A Challenge to Jesse Larner

Over at Huffington Post, Jesse Larner has a lengthy piece on Michael Moore’s film SiCKO and the right-wing reaction to it. Larner calls SiCKO “a clumsy piece of propaganda” and thoughtfully explains how Moore is dead wrong when it comes to the health care systems (and the overall economies) of France and Cuba. Larner concludes that SiCKO is so irresponsible that Moore ultimately injures his own cause.

Unfortunately, Larner stumbles quite a bit. He claims that people don’t die on waiting lists in Canada’s health care system. Canada’s Supreme Court disagrees. He claims that America’s relatively high infant mortality rates make our system obviously worse than other nations. That claim is dubious, since we tend to try to save premature infants that other nations don’t. He makes the same claim about our mediocre life expectancy statistics; but once one controls for fatal injuries and homicides, our life expectancy stats come out better than all other advanced nations’. (If life expectancy really is a “measur[e] of international health care quality,” then does that mean our health care system is the best? I’m not sure, but Larner must think so.) He repeats persistent myths about administrative costs in Canada and America.

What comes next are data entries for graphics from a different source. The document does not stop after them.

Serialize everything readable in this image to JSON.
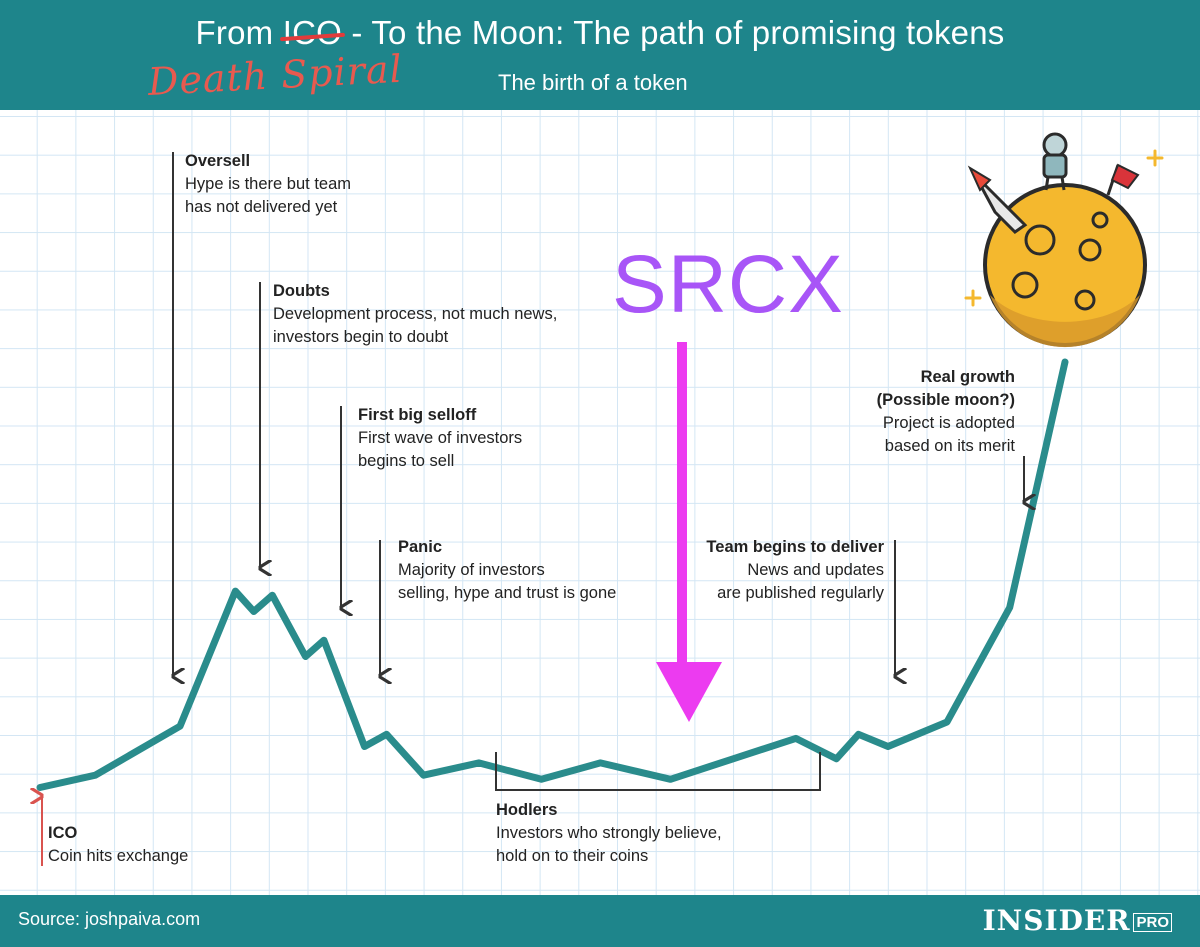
{
  "theme": {
    "teal": "#1e858b",
    "line": "#2a8c8c",
    "arrow_magenta": "#ec3bf0",
    "srcx_purple": "#a855f7",
    "red_note": "#e85a4f"
  },
  "header": {
    "title_pre": "From ",
    "title_struck": "ICO",
    "title_post": " - To the Moon: The path of promising tokens",
    "handwritten_note": "Death Spiral",
    "subtitle": "The birth of a token"
  },
  "overlay": {
    "srcx_label": "SRCX"
  },
  "chart_data": {
    "type": "line",
    "title": "From ICO - To the Moon: The path of promising tokens",
    "subtitle": "The birth of a token",
    "xlabel": "",
    "ylabel": "",
    "axes_visible": false,
    "grid": true,
    "series": [
      {
        "name": "",
        "x": [
          0,
          1.5,
          3.8,
          5.3,
          5.8,
          6.3,
          7.2,
          7.7,
          8.8,
          9.4,
          10.4,
          11.9,
          13.6,
          15.2,
          17.1,
          18.8,
          20.5,
          21.6,
          22.2,
          23.0,
          24.6,
          26.3,
          27.8
        ],
        "y": [
          0.6,
          0.9,
          2.1,
          5.4,
          4.9,
          5.3,
          3.8,
          4.2,
          1.6,
          1.9,
          0.9,
          1.2,
          0.8,
          1.2,
          0.8,
          1.3,
          1.8,
          1.3,
          1.9,
          1.6,
          2.2,
          5.0,
          11.0
        ]
      }
    ],
    "xlim": [
      -1,
      30
    ],
    "ylim": [
      0,
      15.5
    ],
    "annotations": [
      {
        "id": "ico",
        "title": "ICO",
        "text": [
          "Coin hits exchange"
        ],
        "x": 0,
        "arrow": "up",
        "arrow_color": "#d9534f",
        "align": "left"
      },
      {
        "id": "oversell",
        "title": "Oversell",
        "text": [
          "Hype is there but team",
          "has not delivered yet"
        ],
        "x": 3.6,
        "arrow": "down",
        "align": "left"
      },
      {
        "id": "doubts",
        "title": "Doubts",
        "text": [
          "Development process, not much news,",
          "investors begin to doubt"
        ],
        "x": 5.7,
        "arrow": "down",
        "align": "left"
      },
      {
        "id": "first-selloff",
        "title": "First big selloff",
        "text": [
          "First wave of investors",
          "begins to sell"
        ],
        "x": 7.7,
        "arrow": "down",
        "align": "left"
      },
      {
        "id": "panic",
        "title": "Panic",
        "text": [
          "Majority of investors",
          "selling, hype and trust is gone"
        ],
        "x": 8.8,
        "arrow": "down",
        "align": "left"
      },
      {
        "id": "hodlers",
        "title": "Hodlers",
        "text": [
          "Investors who strongly believe,",
          "hold on to their coins"
        ],
        "x_range": [
          11.9,
          20.3
        ],
        "arrow": "bracket",
        "align": "left"
      },
      {
        "id": "team-delivers",
        "title": "Team begins to deliver",
        "text": [
          "News and updates",
          "are published regularly"
        ],
        "x": 22.2,
        "arrow": "down",
        "align": "right"
      },
      {
        "id": "real-growth",
        "title": "Real growth",
        "text": [
          "(Possible moon?)",
          "Project is adopted",
          "based on its merit"
        ],
        "x": 25.3,
        "arrow": "down",
        "align": "right"
      },
      {
        "id": "srcx",
        "title": "SRCX",
        "text": [],
        "x": 16.6,
        "arrow": "down",
        "arrow_color": "#ec3bf0",
        "align": "center"
      }
    ]
  },
  "footer": {
    "source": "Source: joshpaiva.com",
    "logo_main": "INSIDER",
    "logo_pro": "PRO"
  }
}
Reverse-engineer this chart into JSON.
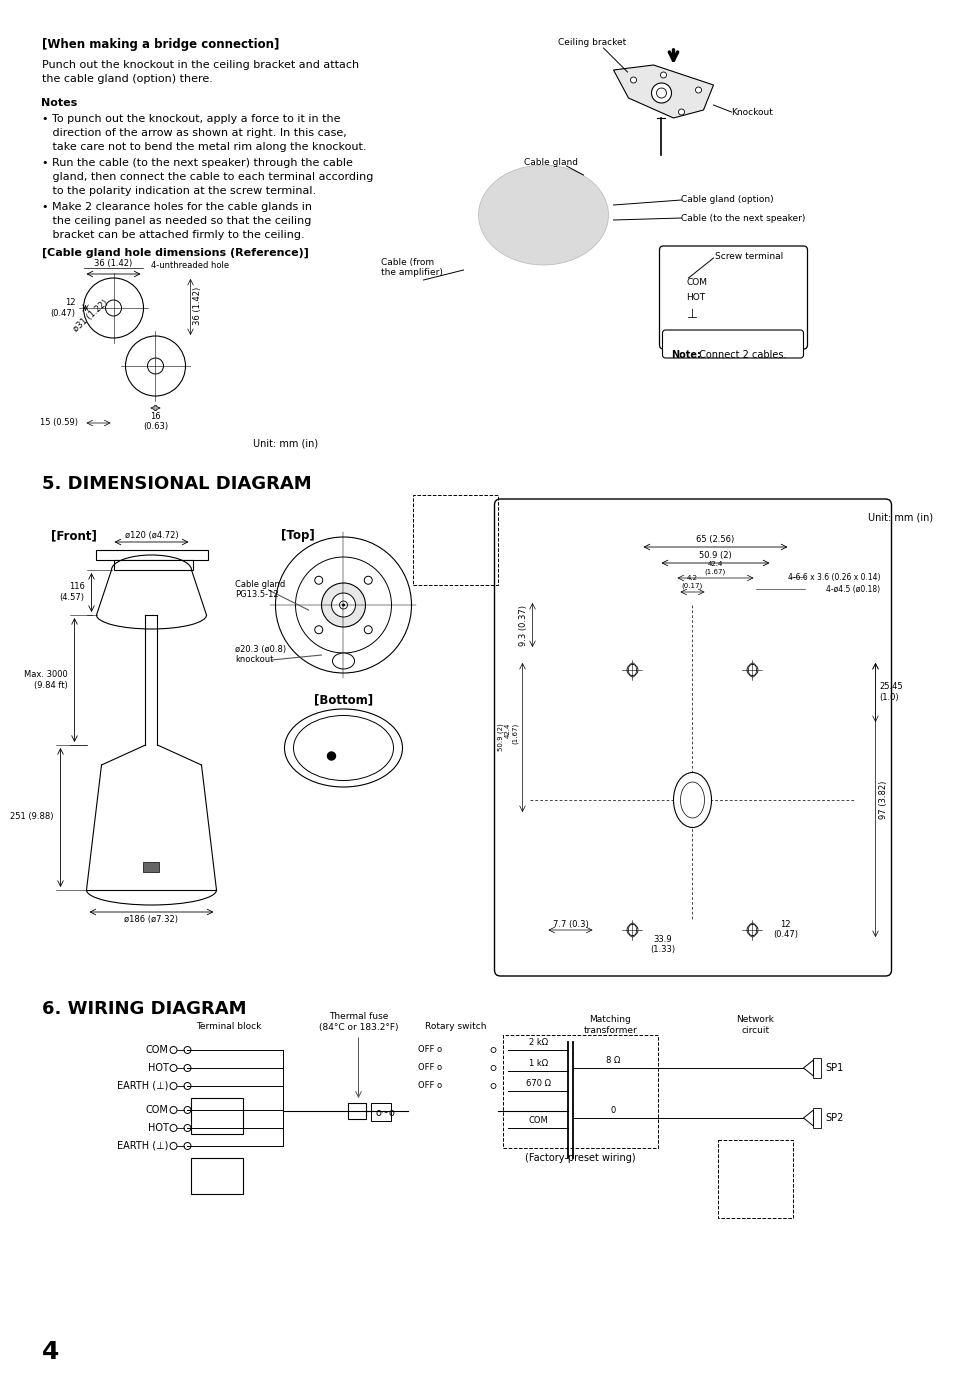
{
  "bg_color": "#ffffff",
  "page_number": "4",
  "section5_title": "5. DIMENSIONAL DIAGRAM",
  "section6_title": "6. WIRING DIAGRAM",
  "unit_mm": "Unit: mm (in)",
  "bridge_heading": "[When making a bridge connection]",
  "bridge_p1": "Punch out the knockout in the ceiling bracket and attach",
  "bridge_p2": "the cable gland (option) there.",
  "notes_heading": "Notes",
  "note1_lines": [
    "• To punch out the knockout, apply a force to it in the",
    "   direction of the arrow as shown at right. In this case,",
    "   take care not to bend the metal rim along the knockout."
  ],
  "note2_lines": [
    "• Run the cable (to the next speaker) through the cable",
    "   gland, then connect the cable to each terminal according",
    "   to the polarity indication at the screw terminal."
  ],
  "note3_lines": [
    "• Make 2 clearance holes for the cable glands in",
    "   the ceiling panel as needed so that the ceiling",
    "   bracket can be attached firmly to the ceiling."
  ],
  "cable_gland_dim_heading": "[Cable gland hole dimensions (Reference)]",
  "label_36_142": "36 (1.42)",
  "label_4unthreaded": "4-unthreaded hole",
  "label_031_122": "ø31 (1.22)",
  "label_15_059": "15 (0.59)",
  "ceiling_bracket": "Ceiling bracket",
  "knockout_label": "Knockout",
  "cable_gland_label": "Cable gland",
  "cable_gland_option": "Cable gland (option)",
  "cable_next_speaker": "Cable (to the next speaker)",
  "cable_from_amp": "Cable (from\nthe amplifier)",
  "screw_terminal": "Screw terminal",
  "com_label": "COM",
  "hot_label": "HOT",
  "note_connect_bold": "Note:",
  "note_connect_rest": " Connect 2 cables.",
  "front_label": "[Front]",
  "top_label": "[Top]",
  "bottom_label": "[Bottom]",
  "cable_gland_pg": "Cable gland\nPG13.5-12",
  "dim_o120": "ø120 (ø4.72)",
  "dim_max3000": "Max. 3000\n(9.84 ft)",
  "dim_116": "116\n(4.57)",
  "dim_251": "251 (9.88)",
  "dim_o186": "ø186 (ø7.32)",
  "dim_o203": "ø20.3 (ø0.8)\nknockout",
  "dim_65": "65 (2.56)",
  "dim_509_2": "50.9 (2)",
  "dim_424": "42.4\n(1.67)",
  "dim_42": "4.2\n(0.17)",
  "dim_93": "9.3 (0.37)",
  "dim_slot1": "4-6.6 x 3.6 (0.26 x 0.14)",
  "dim_slot2": "4-ø4.5 (ø0.18)",
  "dim_509_2b": "50.9 (2)",
  "dim_424b": "42.4\n(1.67)",
  "dim_2545": "25.45\n(1.0)",
  "dim_97": "97 (3.82)",
  "dim_77": "7.7 (0.3)",
  "dim_339": "33.9\n(1.33)",
  "dim_12b": "12\n(0.47)",
  "terminal_block": "Terminal block",
  "thermal_fuse_line1": "Thermal fuse",
  "thermal_fuse_line2": "(84°C or 183.2°F)",
  "rotary_switch": "Rotary switch",
  "matching_transformer_l1": "Matching",
  "matching_transformer_l2": "transformer",
  "network_circuit_l1": "Network",
  "network_circuit_l2": "circuit",
  "off_label": "OFF o",
  "res_2k": "2 kΩ",
  "res_1k": "1 kΩ",
  "res_670": "670 Ω",
  "res_com": "COM",
  "ohm_8": "8 Ω",
  "zero_0": "0",
  "sp1": "SP1",
  "sp2": "SP2",
  "factory_preset": "(Factory-preset wiring)",
  "term_top": [
    "COM",
    "HOT",
    "EARTH (⊥)"
  ],
  "term_bot": [
    "COM",
    "HOT",
    "EARTH (⊥)"
  ]
}
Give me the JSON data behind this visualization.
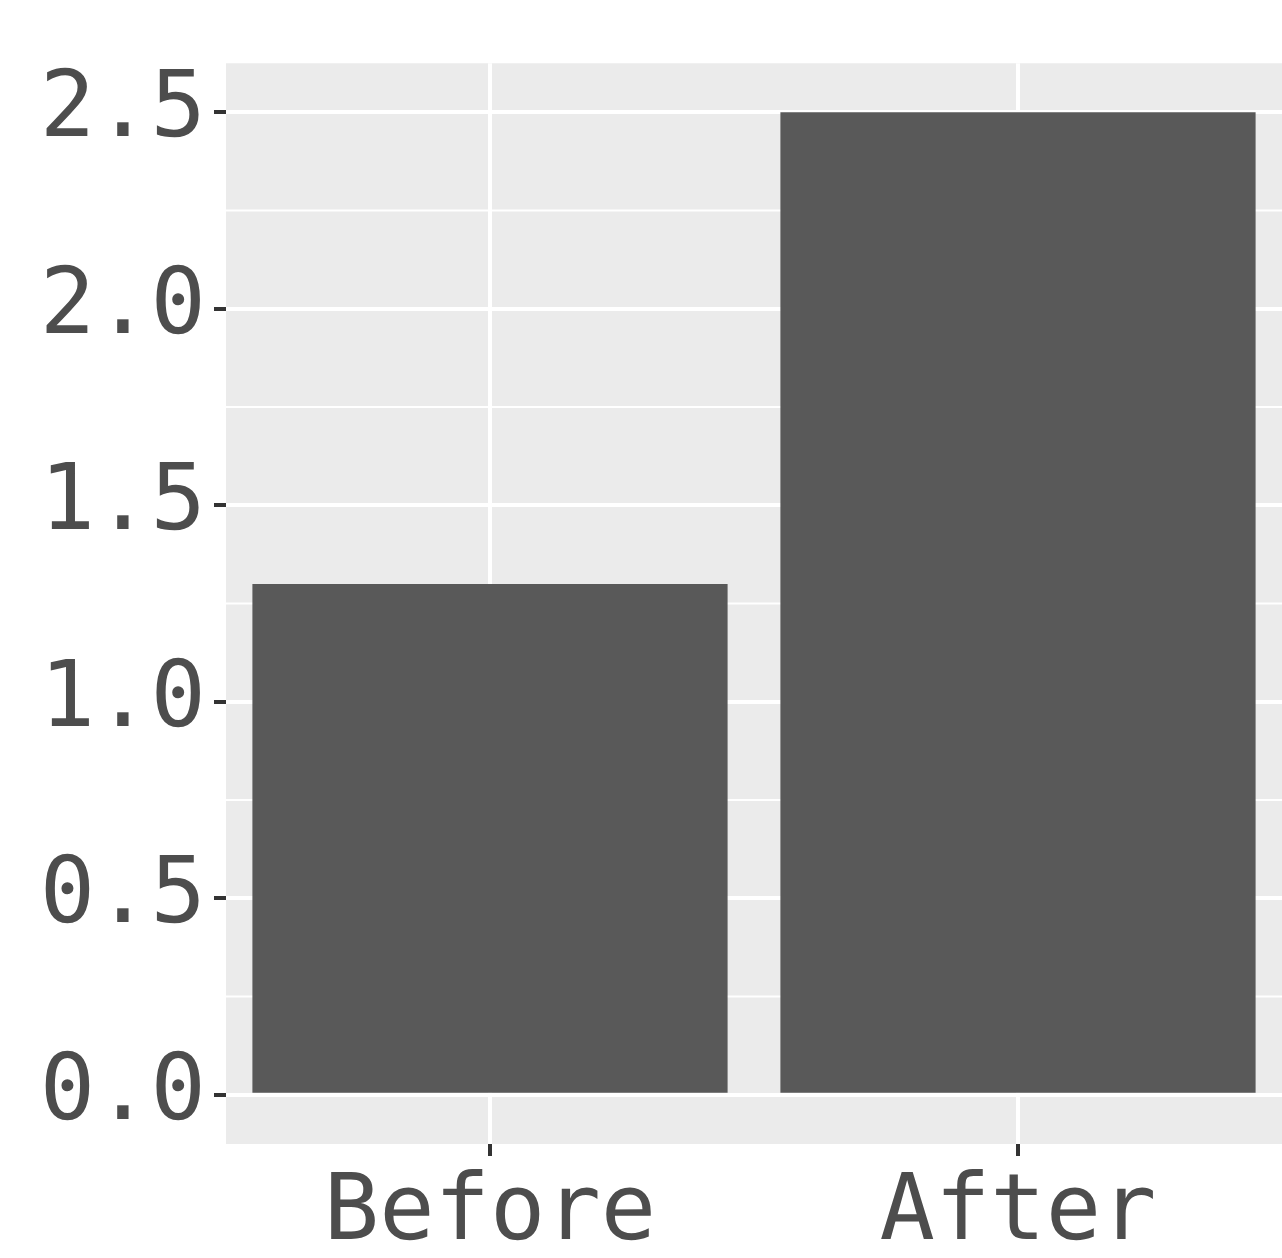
{
  "chart_data": {
    "type": "bar",
    "categories": [
      "Before",
      "After"
    ],
    "values": [
      1.3,
      2.5
    ],
    "color": "#595959",
    "ylim": [
      -0.125,
      2.625
    ],
    "yticks": [
      {
        "value": 0,
        "label": "0.0"
      },
      0.5,
      {
        "value": 1,
        "label": "1.0"
      },
      1.5,
      {
        "value": 2,
        "label": "2.0"
      },
      2.5
    ],
    "grid": true,
    "legend": false
  }
}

And he speaks of the bureaucratization and rationing in Canadian and British versions of socialized medicine as if these were unfortunate choices rather than inevitabilities.

Larner also misrepresents the perspectives of Cato scholars. Setting aside whether libertarians are part of the right wing, here are the two places where Larner mentions Cato health policy scholars:

  1. “[T]he trends that emerge show that the American free enterprise system of health care is doing worse than the folks at the Cato Institute would like you to believe, and that socialized medicine systems are doing better.”
  2. “The free enterprise people at Cato and the Heritage Foundation are always moaning about the enormous cost of preventive medicine.”

I am somewhat familiar with Cato’s health policy work, and those depictions do not ring true. I challenge Larner to show where a Cato scholar either (1) describes America’s as a “free enterprise system of health care,” or (2) “moan[s] about the enormous cost of preventive medicine.” I could be wrong, but I suspect he will have difficulty substantiating either claim.

Finally, Larner writes, “these issues [that Moore raises] are important and deserve a better hearing than either Moore or the reactionary right is willing to give them.” Cato has been giving those issues a good hearing. See here and here. (Another reason not to lump libertarians in with the right-wingers.)